L9P Community Post: Julia Werth
Lane 9 Project’s May 2018 Writing Prompt: It was supposed to be easy…
It was supposed to be easy. It really was. It was just a snack, not even a full meal. How many times in my life had I simply grabbed two pieces of bread, popped them in the toaster and five minutes later found myself happily chowing down on peanut butter toast?
Hundreds, but not today.
The idea of untwisting the bread bag seemed infinitely harder than the 10 miles I had run that morning. Despite the hills, getting lost and the return of the summer sun I would gladly lace up my sneakers and head out for another jog than face the idea of eating.
Well, perhaps it wasn’t the eating itself, more the consequences of it.
Eating that piece of toast would mean taking in calories. More calories would mean more weight (or at least not less weight). More weight would mean I was fat.
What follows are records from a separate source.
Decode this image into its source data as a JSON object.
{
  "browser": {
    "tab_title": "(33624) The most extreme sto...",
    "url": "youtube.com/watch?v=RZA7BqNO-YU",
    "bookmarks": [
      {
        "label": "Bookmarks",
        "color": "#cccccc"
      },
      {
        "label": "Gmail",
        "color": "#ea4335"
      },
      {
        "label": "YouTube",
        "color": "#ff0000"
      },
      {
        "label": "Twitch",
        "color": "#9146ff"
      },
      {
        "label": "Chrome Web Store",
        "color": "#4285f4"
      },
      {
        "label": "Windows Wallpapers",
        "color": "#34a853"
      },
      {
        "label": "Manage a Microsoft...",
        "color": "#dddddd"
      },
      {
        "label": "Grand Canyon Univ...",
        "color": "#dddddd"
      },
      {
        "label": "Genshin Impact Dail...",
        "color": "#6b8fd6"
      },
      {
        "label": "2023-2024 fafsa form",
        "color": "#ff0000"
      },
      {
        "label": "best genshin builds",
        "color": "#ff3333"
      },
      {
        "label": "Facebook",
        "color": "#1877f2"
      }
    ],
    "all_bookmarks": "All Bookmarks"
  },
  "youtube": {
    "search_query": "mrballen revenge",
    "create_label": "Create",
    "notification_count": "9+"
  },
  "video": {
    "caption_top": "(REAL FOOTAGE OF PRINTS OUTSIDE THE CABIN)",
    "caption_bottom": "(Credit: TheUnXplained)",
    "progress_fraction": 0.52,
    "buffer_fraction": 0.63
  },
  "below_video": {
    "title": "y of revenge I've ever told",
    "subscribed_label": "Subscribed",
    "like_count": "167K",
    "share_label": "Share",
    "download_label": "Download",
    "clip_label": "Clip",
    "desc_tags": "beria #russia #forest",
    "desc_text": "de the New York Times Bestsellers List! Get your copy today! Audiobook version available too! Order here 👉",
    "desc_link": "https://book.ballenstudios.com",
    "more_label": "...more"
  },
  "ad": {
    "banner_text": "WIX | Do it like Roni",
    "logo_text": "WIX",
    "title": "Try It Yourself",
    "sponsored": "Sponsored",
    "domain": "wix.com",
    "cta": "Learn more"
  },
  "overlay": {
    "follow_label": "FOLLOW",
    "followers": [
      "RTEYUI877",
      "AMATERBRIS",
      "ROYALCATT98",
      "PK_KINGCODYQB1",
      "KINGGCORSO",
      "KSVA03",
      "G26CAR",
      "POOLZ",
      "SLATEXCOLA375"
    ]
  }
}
And fat would mean…
“Fat does not equate to good or bad, ugly or beautiful, worthwhile or not,” the words of my first therapist popped into my head.
Believing her was supposed to be easy. I could think those words, say those words, even tell others those words when they struggled with restricting or purging, but truly believing them? Truly looking at myself in a mirror and seeing what my mind had defined as “fat” and not thinking “bad, ugly, worthless,” that was another story.
It wasn’t easy to change years of relentless thoughts that assured me if I were skinnier — just weighed a little bit less, had slightly smaller legs, wore a smaller size — then I would be good, beautiful and worthwhile. I would be satisfied with my body and I would certainly make peanut butter toast without a tear in sight.
It wasn’t easy to push all my plans for being so-called pretty away and put my health first. It wasn’t easy, but it was possible. It all started with getting up, facing my fears and untying that bag of bread.
Five minutes later I was nibbling on my first piece of peanut butter toast. It hadn’t been easy, but that didn’t mean I couldn’t do it.